La gare la plus proche est à Salses-le-Château, sur la ligne Perpignan, Narbonne. L’aéroport de Perpignan-Rivesaltes se trouve à une quinzaine de kilomètres. La ligne 10 du réseau Sankéo dessert la commune toute l’année.
Quand venir et que rapporter
Le Village de Noël ouvre traditionnellement fin novembre et ferme début janvier. La période la plus dense se situe entre le 20 décembre et le 2 janvier, avec des files d’attente aux entrées en début de soirée. Pour qui préfère flâner, mieux vaut venir un dimanche de décembre hors vacances scolaires.
L’été, le festival Les Déferlantes monopolise l’attention début juillet. Le reste de la saison estivale offre les plaisirs classiques de la côte catalane: longues plages de sable, port de plaisance, locations saisonnières.

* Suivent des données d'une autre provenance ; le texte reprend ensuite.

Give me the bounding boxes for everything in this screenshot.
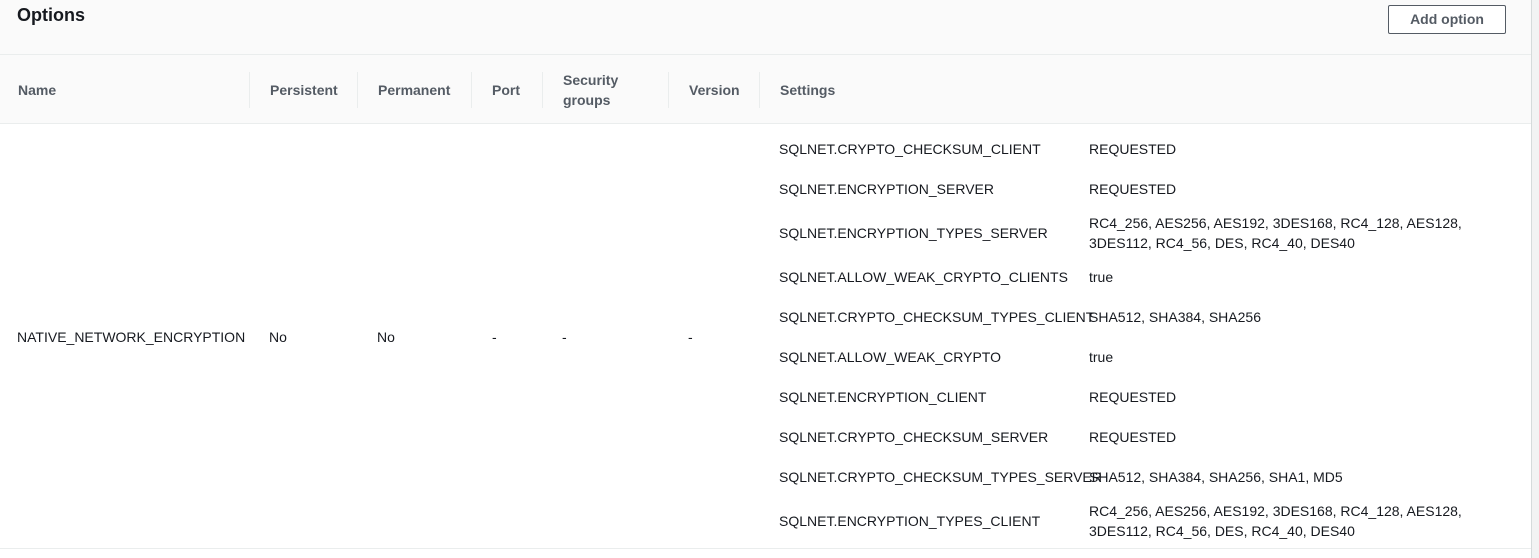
setting-value: true <box>1089 349 1114 365</box>
options-panel: Options Add option Name Persistent Perma… <box>0 0 1531 558</box>
setting-name: SQLNET.CRYPTO_CHECKSUM_CLIENT <box>779 141 1041 157</box>
scrollbar[interactable] <box>1531 0 1539 558</box>
column-divider <box>759 72 760 108</box>
port-cell: - <box>492 329 497 345</box>
column-header-port[interactable]: Port <box>492 55 520 124</box>
setting-name: SQLNET.CRYPTO_CHECKSUM_TYPES_CLIENT <box>779 309 1095 325</box>
setting-name: SQLNET.ENCRYPTION_TYPES_SERVER <box>779 225 1048 241</box>
setting-value: REQUESTED <box>1089 141 1177 157</box>
permanent-cell: No <box>377 329 395 345</box>
column-header-settings[interactable]: Settings <box>780 55 835 124</box>
setting-value: SHA512, SHA384, SHA256 <box>1089 309 1261 325</box>
column-divider <box>668 72 669 108</box>
setting-name: SQLNET.ENCRYPTION_CLIENT <box>779 389 987 405</box>
setting-value: REQUESTED <box>1089 181 1177 197</box>
column-divider <box>471 72 472 108</box>
setting-value: RC4_256, AES256, AES192, 3DES168, RC4_12… <box>1089 215 1462 251</box>
table-row: NATIVE_NETWORK_ENCRYPTION No No - - - SQ… <box>0 124 1531 549</box>
setting-value: true <box>1089 269 1114 285</box>
version-cell: - <box>688 329 693 345</box>
setting-name: SQLNET.CRYPTO_CHECKSUM_SERVER <box>779 429 1049 445</box>
setting-name: SQLNET.ENCRYPTION_SERVER <box>779 181 994 197</box>
column-header-security-groups-line1: Security <box>563 71 619 88</box>
option-name-cell: NATIVE_NETWORK_ENCRYPTION <box>17 329 246 345</box>
setting-value: REQUESTED <box>1089 389 1177 405</box>
column-divider <box>357 72 358 108</box>
security-groups-cell: - <box>562 329 567 345</box>
column-header-permanent[interactable]: Permanent <box>378 55 450 124</box>
panel-title: Options <box>17 5 85 25</box>
setting-value: RC4_256, AES256, AES192, 3DES168, RC4_12… <box>1089 503 1462 539</box>
setting-value: SHA512, SHA384, SHA256, SHA1, MD5 <box>1089 469 1343 485</box>
column-divider <box>542 72 543 108</box>
column-divider <box>249 72 250 108</box>
column-header-persistent[interactable]: Persistent <box>270 55 338 124</box>
setting-name: SQLNET.ALLOW_WEAK_CRYPTO_CLIENTS <box>779 269 1068 285</box>
setting-name: SQLNET.ALLOW_WEAK_CRYPTO <box>779 349 1001 365</box>
column-header-name[interactable]: Name <box>18 55 56 124</box>
add-option-button[interactable]: Add option <box>1388 5 1506 34</box>
column-header-security-groups-line2: groups <box>563 91 611 108</box>
setting-value: REQUESTED <box>1089 429 1177 445</box>
column-header-security-groups[interactable]: Security groups <box>563 55 618 124</box>
column-header-version[interactable]: Version <box>689 55 740 124</box>
setting-name: SQLNET.ENCRYPTION_TYPES_CLIENT <box>779 513 1041 529</box>
setting-name: SQLNET.CRYPTO_CHECKSUM_TYPES_SERVER <box>779 469 1102 485</box>
persistent-cell: No <box>269 329 287 345</box>
panel-header: Options Add option <box>0 0 1531 55</box>
table-header-row: Name Persistent Permanent Port Security … <box>0 55 1531 124</box>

Le Barcarès se découvre aussi côté nature. Le complexe lagunaire de Salses-Leucate, zone humide protégée, s’étend à cheval sur les Pyrénées-Orientales et l’Aude. Plusieurs sentiers pédestres et cyclables, dont la Vélitorrale qui relie Le Barcarès à Canet-Plage sur 10 km, permettent d’explorer l’arrière-pays sans voiture.
Pour qui c’est fait
Pour les familles qui veulent un marché de Noël où les enfants tournent en manège face à la mer. Pour les retraités du pourtour méditerranéen lassés des marchés alsaciens bondés. Pour les amateurs de festivals qui cherchent une affiche différente de l’Arcachon ou de Carcassonne.
Pour tous ceux qui ont envie de voir une plage transformée en village alpin le temps d’un hiver.
Le Barcarès ne ressemble à rien d’autre en France. C’est précisément pour cela qu’on y va.